Eski Said'in o acip vaziyetinde o dehşetlere ehemmiyet vermeden İşârâtü'l-İ'câz nüktelerini yazdığı zaman gösterdiği ilmî ve mânevî fedakârlığını, Yeni Said'in bu otuz senedeki fedakârlığından daha harika görüyoruz.
Saniyen: Bu İşârâtü'l-İ'câz'ın matbu nüshasında hakikaten bir keramet var ki, tesadüf ihtimali yoktur. Onun için, bir defa daha aynı tarzda ve kerametli kıt'ada tab' etmek ve Arabistan'a ve Pakistan gibi yerlere göndermek münasip görüldü. Fakat Eski Said, îcazdaki i'câzı beyan ettiği ve en ince münasebet-i belâğati beyanı içinde gayet ince ve kısa, îcazlı cümleleri bir derece izah ve Türkçeye tercüme etmek lâzım geliyor.
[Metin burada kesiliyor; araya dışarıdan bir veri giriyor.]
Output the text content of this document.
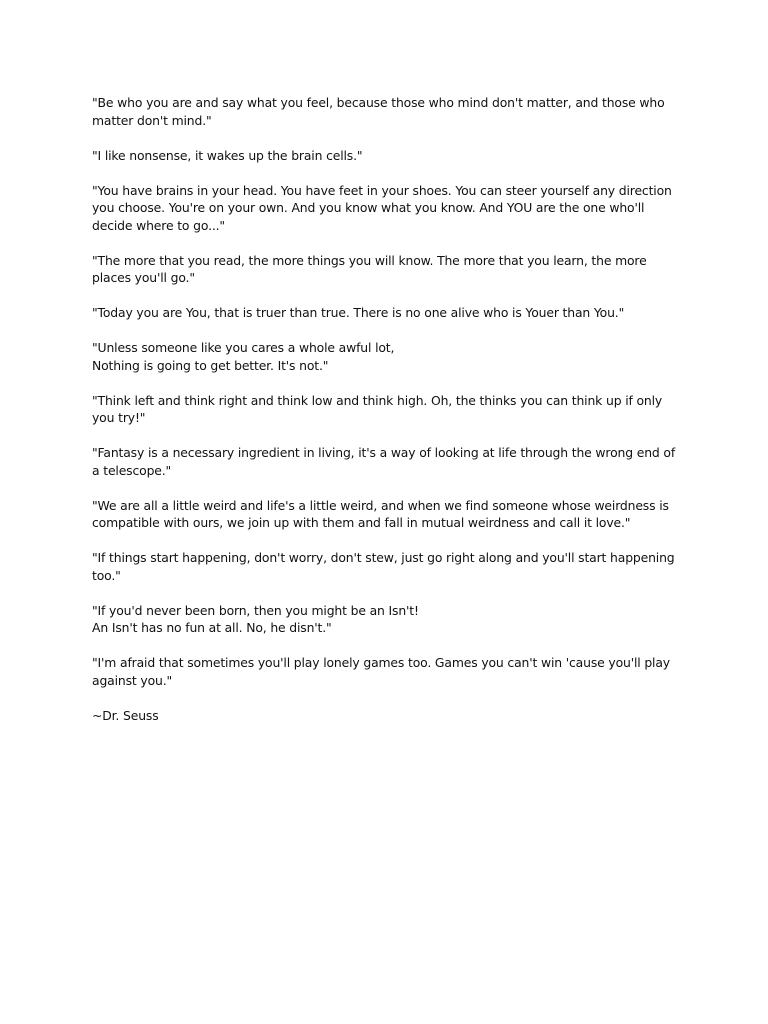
"Be who you are and say what you feel, because those who mind don't matter, and those who matter don't mind."

"I like nonsense, it wakes up the brain cells."

"You have brains in your head. You have feet in your shoes. You can steer yourself any direction you choose. You're on your own. And you know what you know. And YOU are the one who'll decide where to go..."

"The more that you read, the more things you will know. The more that you learn, the more places you'll go."

"Today you are You, that is truer than true. There is no one alive who is Youer than You."

"Unless someone like you cares a whole awful lot,
Nothing is going to get better. It's not."

"Think left and think right and think low and think high. Oh, the thinks you can think up if only you try!"

"Fantasy is a necessary ingredient in living, it's a way of looking at life through the wrong end of a telescope."

"We are all a little weird and life's a little weird, and when we find someone whose weirdness is compatible with ours, we join up with them and fall in mutual weirdness and call it love."

"If things start happening, don't worry, don't stew, just go right along and you'll start happening too."

"If you'd never been born, then you might be an Isn't!
An Isn't has no fun at all. No, he disn't."

"I'm afraid that sometimes you'll play lonely games too. Games you can't win 'cause you'll play against you."

~Dr. Seuss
İşârâtü'l-İ'câz'ın harikalarından birisi de budur ki:
Herbir âyetin sair âyetlere münasebâtını ve her âyetteki cümlelerinin birbirine karşı nisbetini ve nizamını ve her cümledeki heyetlerin ve harflerin mânâ-yı maksuda karşı nisbetlerini ve teveccühlerini gösterip, âyetlerin intizamından ve cümlelerin nizamından ve her cümlenin heyetinin nazmından bir lem'a-i i'câz göstermesidir. Âdetâ bir saatin saniyeleri sayan mili ve dakikaları sayan yelkovanı ve saatleri sayan ibresi gibi, o nazımdaki nükteleri beyan ve ondaki hakikati burhanlarla izah, hattâ bazan birtek harfte büyük bir hakikati ifade etmesidir. Ve herbir âyetin hakikatini gayet i'câz ile ve kat'î hüccetlerle ispat ediyor ki, şimdi yüz otuz risalenin çekirdekleri ve hülâsaları hükmündedirler. Ve cümlenin ve cümledeki heyetlerin ve harflerin nüktelerini ve ifade ettikleri zımnî hükümlerini, bilâ istisna ilm-i belâgatin ince kaideleriyle ve ilm-i nahvin ve sarfın kaideleriyle ve ilm-i mantığın ve usul-i din ve sair ilimlerin kanunlarıyla beyan eder. Hattâ, hurdebinî bir mânevî âletle, görünmeyen incecik münasebât-ı belâgati beyan ediyor ve emarelerini gösteriyor. Ve Kur'ân'ın nazarı küllî olmasından, bütün beyan edilen hak mânâlara ve nüktelere, elbette kudsî elfaz-ı Kur'âniye zımnî, remzî işaret ve delâlet eder denilebilir.